3. The voltage generator of claim 1, wherein the positive temperature coefficient current generating circuit comprises:

a current mirror;

a second BJT having a collector coupled to one end of the current mirror; and

a third bipolar junction transistor, a collector of the third bipolar junction transistor being coupled to the other end of the current mirror;

wherein an emitter current of the second bjt is outputted as the reference positive temperature coefficient current, an emitter of the third bjt is coupled to a third impedance unit, an area of the third bjt is N times an area of the second bjt, and a base of the second bjt and a base of the third bjt are coupled to a collector of the second bjt.

4. The voltage generator of claim 3, wherein the PTC current is K times the reference PTC current, and the first impedance unit, the second impedance unit and the third impedance unit each have a resistance value of Z₁、Z₂、Z₃And the following conditions are satisfied:

wherein, V_BE1Is forward biased with respect to the base emitter of the bipolar junction transistor, V_TIs the thermal voltage of the third bjt, T is the temperature, and N is the area of the third bjt and the area factor of the second bjt.

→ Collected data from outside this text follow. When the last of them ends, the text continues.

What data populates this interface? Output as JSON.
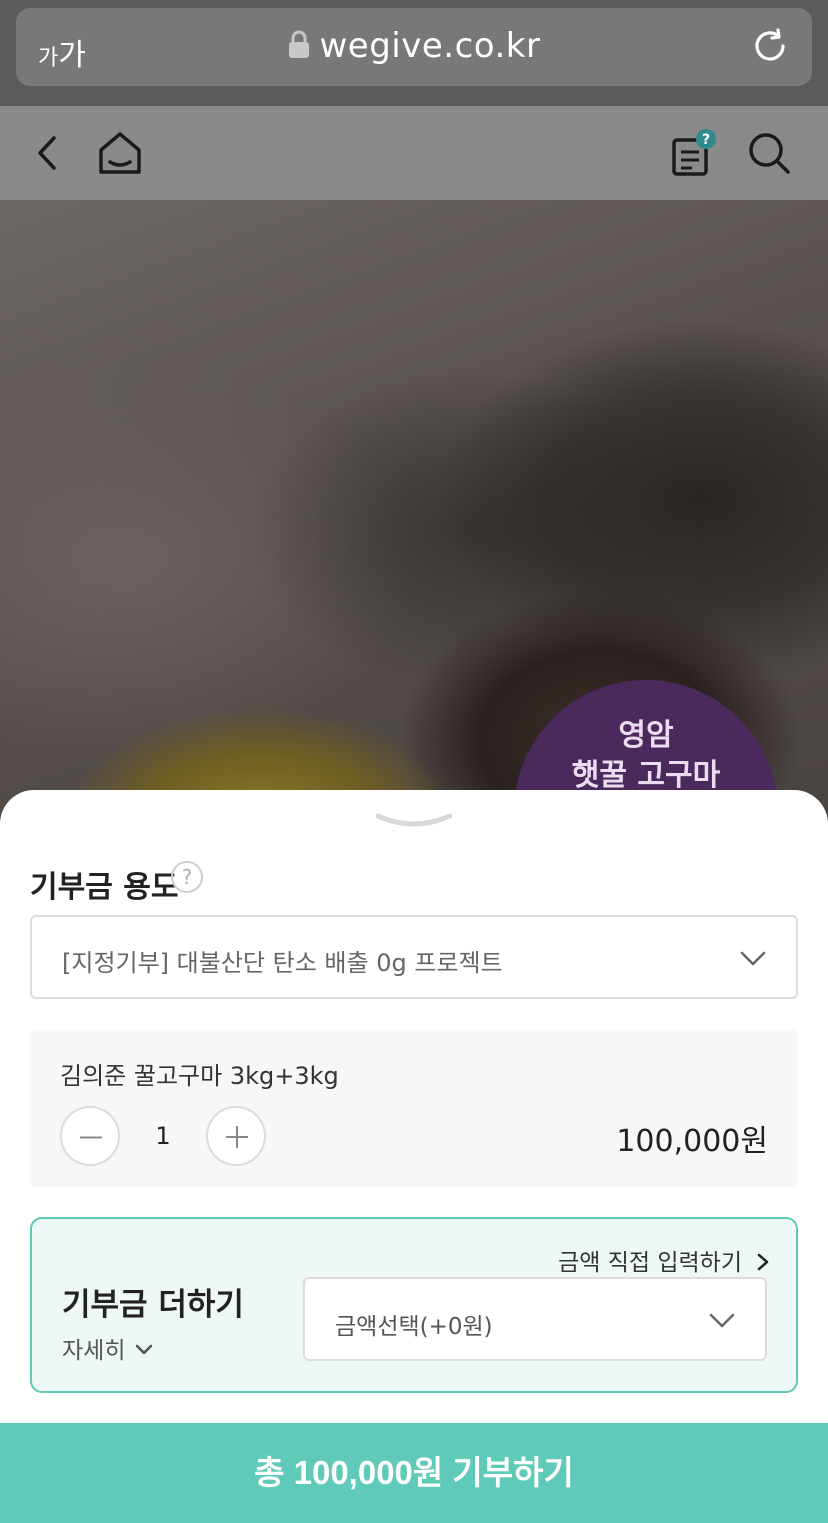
{
  "browser": {
    "reader_small": "가",
    "reader_large": "가",
    "url": "wegive.co.kr"
  },
  "hero": {
    "badge_line1": "영암",
    "badge_line2": "햇꿀 고구마"
  },
  "sheet": {
    "usage_title": "기부금 용도",
    "help_glyph": "?",
    "usage_selected": "[지정기부] 대불산단 탄소 배출 0g 프로젝트",
    "product_name": "김의준 꿀고구마 3kg+3kg",
    "quantity": "1",
    "price": "100,000원",
    "direct_input_label": "금액 직접 입력하기",
    "add_title": "기부금 더하기",
    "detail_label": "자세히",
    "amount_selected": "금액선택(+0원)",
    "cta_label": "총 100,000원 기부하기"
  },
  "colors": {
    "accent": "#5fcab7",
    "badge": "#4a2a5c"
  }
}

5. The voltage generator as claimed in claim 3, wherein the PTC current generating circuit further comprises a buffer amplifier having a buffer input terminal and a buffer output terminal, the buffer output terminal is coupled to the base of the second BJT, and the buffer input terminal is coupled between the collector and the base of the second BJT.

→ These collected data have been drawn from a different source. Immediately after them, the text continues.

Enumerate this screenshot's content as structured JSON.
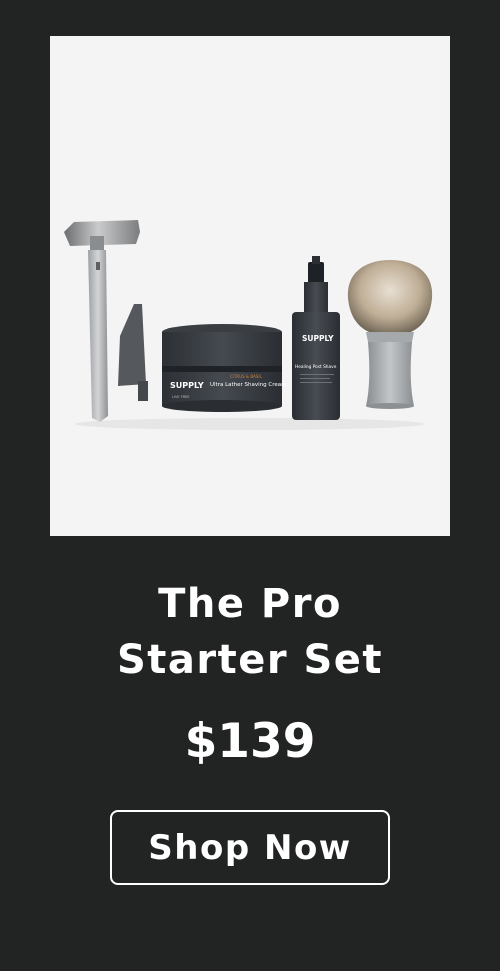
{
  "product": {
    "image_alt": "Razor, blade tool, shaving cream jar, post shave spray bottle and shaving brush",
    "title_line1": "The Pro",
    "title_line2": "Starter Set",
    "price": "$139",
    "cta_label": "Shop Now",
    "jar_label_brand": "SUPPLY",
    "jar_label_sub": "LIVE FREE",
    "jar_label_accent": "CITRUS & BASIL",
    "jar_label_name": "Ultra Lather Shaving Cream",
    "spray_label_brand": "SUPPLY",
    "spray_label_name": "Healing Post Shave"
  },
  "colors": {
    "background": "#222423",
    "image_background": "#f4f4f4",
    "text": "#ffffff",
    "accent_orange": "#c9813c"
  }
}
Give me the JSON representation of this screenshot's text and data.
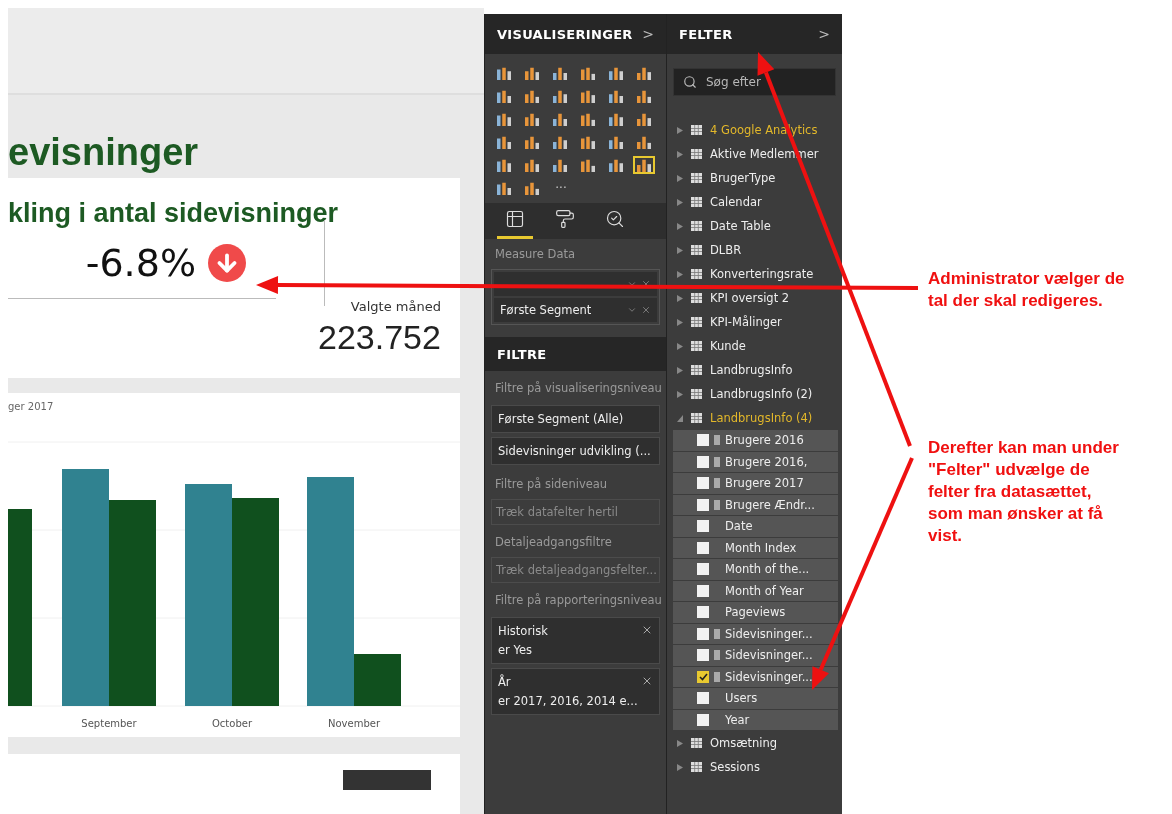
{
  "report": {
    "title": "evisninger",
    "kpi_card": {
      "title": "kling i antal sidevisninger",
      "value": "-6.8%",
      "negative": true,
      "side_label": "Valgte måned",
      "side_value": "223.752"
    },
    "chart_card": {
      "title": "ger 2017",
      "x_labels": [
        "September",
        "October",
        "November"
      ]
    }
  },
  "visualizations": {
    "title": "VISUALISERINGER",
    "chevron": ">",
    "types": [
      {
        "selected": false
      },
      {
        "selected": false
      },
      {
        "selected": false
      },
      {
        "selected": false
      },
      {
        "selected": false
      },
      {
        "selected": false
      },
      {
        "selected": false
      },
      {
        "selected": false
      },
      {
        "selected": false
      },
      {
        "selected": false
      },
      {
        "selected": false
      },
      {
        "selected": false
      },
      {
        "selected": false
      },
      {
        "selected": false
      },
      {
        "selected": false
      },
      {
        "selected": false
      },
      {
        "selected": false
      },
      {
        "selected": false
      },
      {
        "selected": false
      },
      {
        "selected": false
      },
      {
        "selected": false
      },
      {
        "selected": false
      },
      {
        "selected": false
      },
      {
        "selected": false
      },
      {
        "selected": false
      },
      {
        "selected": false
      },
      {
        "selected": false
      },
      {
        "selected": false
      },
      {
        "selected": false
      },
      {
        "selected": true
      },
      {
        "selected": false
      },
      {
        "selected": false
      }
    ],
    "more": "···",
    "tabs": [
      {
        "kind": "fields",
        "selected": true
      },
      {
        "kind": "format",
        "selected": false
      },
      {
        "kind": "analytics",
        "selected": false
      }
    ],
    "well_label": "Measure Data",
    "wells": [
      {
        "kind": "covered"
      },
      {
        "kind": "field",
        "name": "Første Segment"
      }
    ]
  },
  "filters": {
    "title": "FILTRE",
    "sections": [
      {
        "label": "Filtre på visualiseringsniveau",
        "kind": "cards",
        "items": [
          {
            "title": "Første Segment (Alle)"
          },
          {
            "title": "Sidevisninger udvikling (..."
          }
        ]
      },
      {
        "label": "Filtre på sideniveau",
        "kind": "drop",
        "drop": "Træk datafelter hertil"
      },
      {
        "label": "Detaljeadgangsfiltre",
        "kind": "drop",
        "drop": "Træk detaljeadgangsfelter..."
      },
      {
        "label": "Filtre på rapporteringsniveau",
        "kind": "cards",
        "items": [
          {
            "title": "Historisk",
            "value": "er Yes"
          },
          {
            "title": "År",
            "value": "er 2017, 2016, 2014 e..."
          }
        ]
      }
    ]
  },
  "fields": {
    "title": "FELTER",
    "chevron": ">",
    "search": {
      "placeholder": "Søg efter"
    },
    "tables": [
      {
        "name": "4 Google Analytics",
        "highlighted": true,
        "expanded": false
      },
      {
        "name": "Aktive Medlemmer",
        "highlighted": false,
        "expanded": false
      },
      {
        "name": "BrugerType",
        "highlighted": false,
        "expanded": false
      },
      {
        "name": "Calendar",
        "highlighted": false,
        "expanded": false
      },
      {
        "name": "Date Table",
        "highlighted": false,
        "expanded": false
      },
      {
        "name": "DLBR",
        "highlighted": false,
        "expanded": false
      },
      {
        "name": "Konverteringsrate",
        "highlighted": false,
        "expanded": false
      },
      {
        "name": "KPI oversigt 2",
        "highlighted": false,
        "expanded": false
      },
      {
        "name": "KPI-Målinger",
        "highlighted": false,
        "expanded": false
      },
      {
        "name": "Kunde",
        "highlighted": false,
        "expanded": false
      },
      {
        "name": "LandbrugsInfo",
        "highlighted": false,
        "expanded": false
      },
      {
        "name": "LandbrugsInfo (2)",
        "highlighted": false,
        "expanded": false
      },
      {
        "name": "LandbrugsInfo (4)",
        "highlighted": true,
        "expanded": true,
        "children": [
          {
            "name": "Brugere 2016",
            "kind": "measure",
            "checked": false
          },
          {
            "name": "Brugere 2016,",
            "kind": "measure",
            "checked": false
          },
          {
            "name": "Brugere 2017",
            "kind": "measure",
            "checked": false
          },
          {
            "name": "Brugere Ændr...",
            "kind": "measure",
            "checked": false
          },
          {
            "name": "Date",
            "kind": "column",
            "checked": false
          },
          {
            "name": "Month Index",
            "kind": "column",
            "checked": false
          },
          {
            "name": "Month of the...",
            "kind": "column",
            "checked": false
          },
          {
            "name": "Month of Year",
            "kind": "column",
            "checked": false
          },
          {
            "name": "Pageviews",
            "kind": "column",
            "checked": false
          },
          {
            "name": "Sidevisninger...",
            "kind": "measure",
            "checked": false
          },
          {
            "name": "Sidevisninger...",
            "kind": "measure",
            "checked": false
          },
          {
            "name": "Sidevisninger...",
            "kind": "measure",
            "checked": true
          },
          {
            "name": "Users",
            "kind": "column",
            "checked": false
          },
          {
            "name": "Year",
            "kind": "column",
            "checked": false
          }
        ]
      },
      {
        "name": "Omsætning",
        "highlighted": false,
        "expanded": false
      },
      {
        "name": "Sessions",
        "highlighted": false,
        "expanded": false
      }
    ]
  },
  "annotations": [
    {
      "text": "Administrator vælger de tal der skal redigeres."
    },
    {
      "text": "Derefter kan man under \"Felter\" udvælge de felter fra datasættet, som man ønsker at få vist."
    }
  ]
}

6. The voltage generator of claim 3, wherein collector currents of a second BJT and the third BJT are the same.

7. The voltage generator of claim 2, wherein the bjt is operated at a bias current, and the first current is greater than the bias current.

8. The voltage generator of claim 1, wherein the output stage switch element is an N-type metal-oxide-semiconductor field effect transistor (NMOSFET) or an NPN-type bipolar junction transistor when a polarity of the error amplifier is positive; when the polarity of the error amplifier is negative, the output stage switch element is a P-type metal-oxide-semiconductor field effect transistor (PMOSFET) or a PNP-type bipolar junction transistor.